Saturday, 21 August 2010

Moral hazard

A: 'Jim crashed his car last night. He's dead!' [or if you prefer: 'he'll spend the rest of his life in a wheelchair!']

B: The way he drives, I'm not surprised!

In this situation (everybody, including B, knows very well that Jim is a reckless driver, a danger to himself and others) doesn't, or didn't, B have a duty to try and get Jim to drive less recklessly? To point out the risks of his behaviour to him?

Of course, B didn't; any more than you or I do, when it comes to our friends. Perhaps we say 'it's their business, not mine', but I wonder how that isn't an abdication of responsibility. In fact, when quizzed, B says: 'I didn't because I knew it would be no good. He would have ignored anything I said.' The problem with this is that this describes a situation in which B would lose nothing by making his case; and since he would lose nothing, he has no grounds for shirking his duty.

You challenge B. You say: 'I tell you what I think your reason was. You didn't want to be the sort of person who goes up to a man in a wheelchair and says, I told you so!'

More to the point, nobody wants to be the sort of person who derives personal satisfaction from telling a wheelchairbound man 'I told you so!' But it's worth pondering why?

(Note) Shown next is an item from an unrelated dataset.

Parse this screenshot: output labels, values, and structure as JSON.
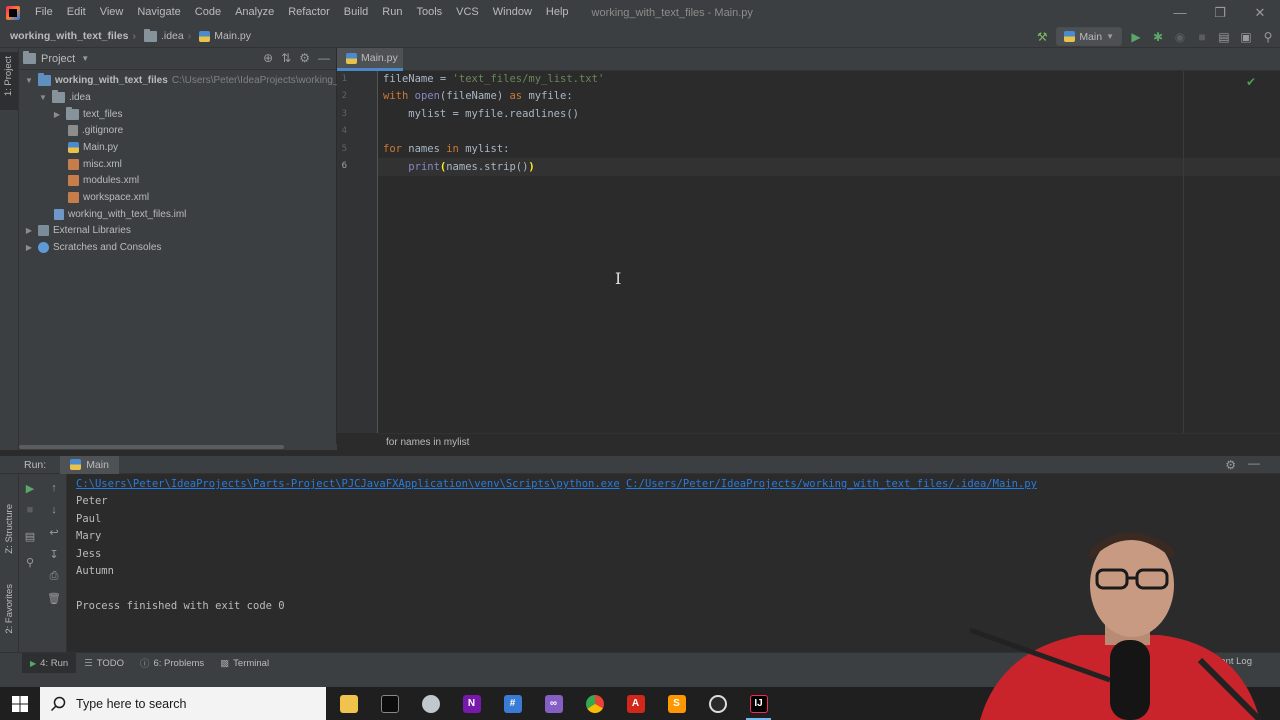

What is so deplorable about this? Before the accident you look like a busybody, and after the accident you look like a gloater. But why? Is it (in the latter case) because it's too late? A reasonable objection to this is: but I told him before it was too late, hence the "I told you so"!' It does not seem to me out of the question that a more general climate of 'I told you so!' would apply pressure upon (other) people's pre-accident behaviour?